Sonya Campbell: model being developed for jobs commission

The Upper House Standing Committee on Social Issues last week opened public hearings into the procurement practices of NSW government agencies.

The inquiry is looking into how the government can boost value for money and ensure accountability and ethics in its procurement practices.

Witnesses were questioned about progress on the government’s attempt to boost local procurement from 20 per cent to 30 per cent, a commitment made at the last election.

NSW Treasury Deputy Secretary, Commercial, Sonya Campbell said the changes would be implemented by a yet to be established NSW jobs commission tasked with advocating for NSW-based industries, increasing local content, using procurement to boost the local workforce and enforcing compliance with procurement policies.

But Oppostion MP Damien Tudehope said increasing local procurement should be a relatively uncomplicated matter.

“If it was the policy of the government when they came to office to increase that figure, it would not have been too difficult to in fact give a direction to the (procurement) board, the week after you came into office, that that figure be increased from 20 per cent to 30 per cent.
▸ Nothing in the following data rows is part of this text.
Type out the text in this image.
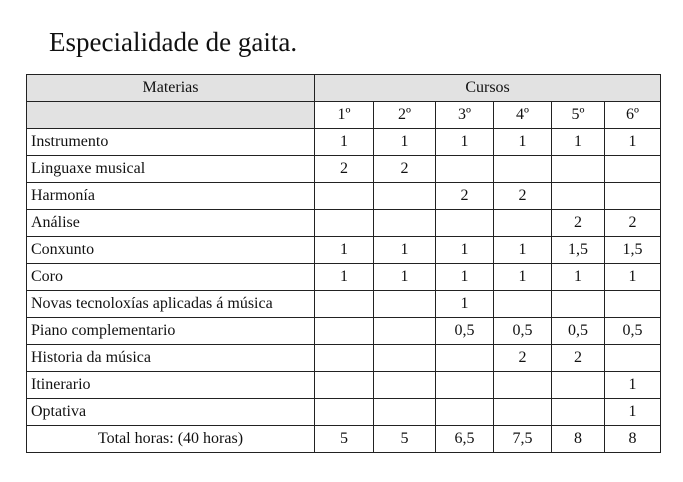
Especialidade de gaita.
Materias	Cursos					
	1º	2º	3º	4º	5º	6º
Instrumento	1	1	1	1	1	1
Linguaxe musical	2	2				
Harmonía			2	2		
Análise					2	2
Conxunto	1	1	1	1	1,5	1,5
Coro	1	1	1	1	1	1
Novas tecnoloxías aplicadas á música			1			
Piano complementario			0,5	0,5	0,5	0,5
Historia da música				2	2	
Itinerario						1
Optativa						1
Total horas: (40 horas)	5	5	6,5	7,5	8	8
It could have been done.” he said.

Ms Campbell said Mr Tudehope’s comment was noted.

Not difficult to life construction procurement

Mr Tudehope later pursued the line of questioning with Said Hirsh from Infrastructure NSW, who agreed it wouldn’t be difficult to  increase local construction procurement to 30 per cent.

“Is there any difficulty in delivering the government’s commitment to increase local content to 30 per cent?” Mr Tudehope asked.

“If the Minister gave a direction tomorrow that the local content was going to be 30 per cent, there would not be any difficulty in acting on that in terms of construction procurement, would there?”

Mr Hirsh replied :  “Not necessarily, no.”

When local doesn’t mean local

Ms Campbell also confirmed that “local content” is currently defined not just as content from NSW, but included content from across Australia and New Zealand.

“So it doesn’t necessarily benefit the state of NSW,” Mr Tudehope said.

“In terms of job creation as part of the government commitment, is it looking specifically at job creation in NSW or is it looking at job creation in Australia and New Zealand?”

Ms Campbell replied: “It’s a good question, but we’re obviously in policy consultation and development so I don’t think we can answer that question at this time.”

The committee heard that the transport department has set a goal of reaching 50 per cent minimum local content for rolling stock by 2027.

Josh Murray: definition of ‘local’ may evolve

Transport secretary Josh Murray told the committee that the TfNSW’s definition of local content aligned with Treasury to include other Australian states and New Zealand.

However that may evolve, he said.

TfNSW executive director NSW Belinda Ritchie told the committee the department is currently mapping local industry capability nationally and in New Zealand, and 65 NSW businesses have registered an expression of interest in the Future Fleet program.

“We’re working with the industry capability network to understand what the supply chain capability is, both in NSW and nationally,” she said.

As previously reported by Government News, the NSW ICAC has raised concerns in a submission to the inquiry that local procurement could potentially create opportunities for corruption.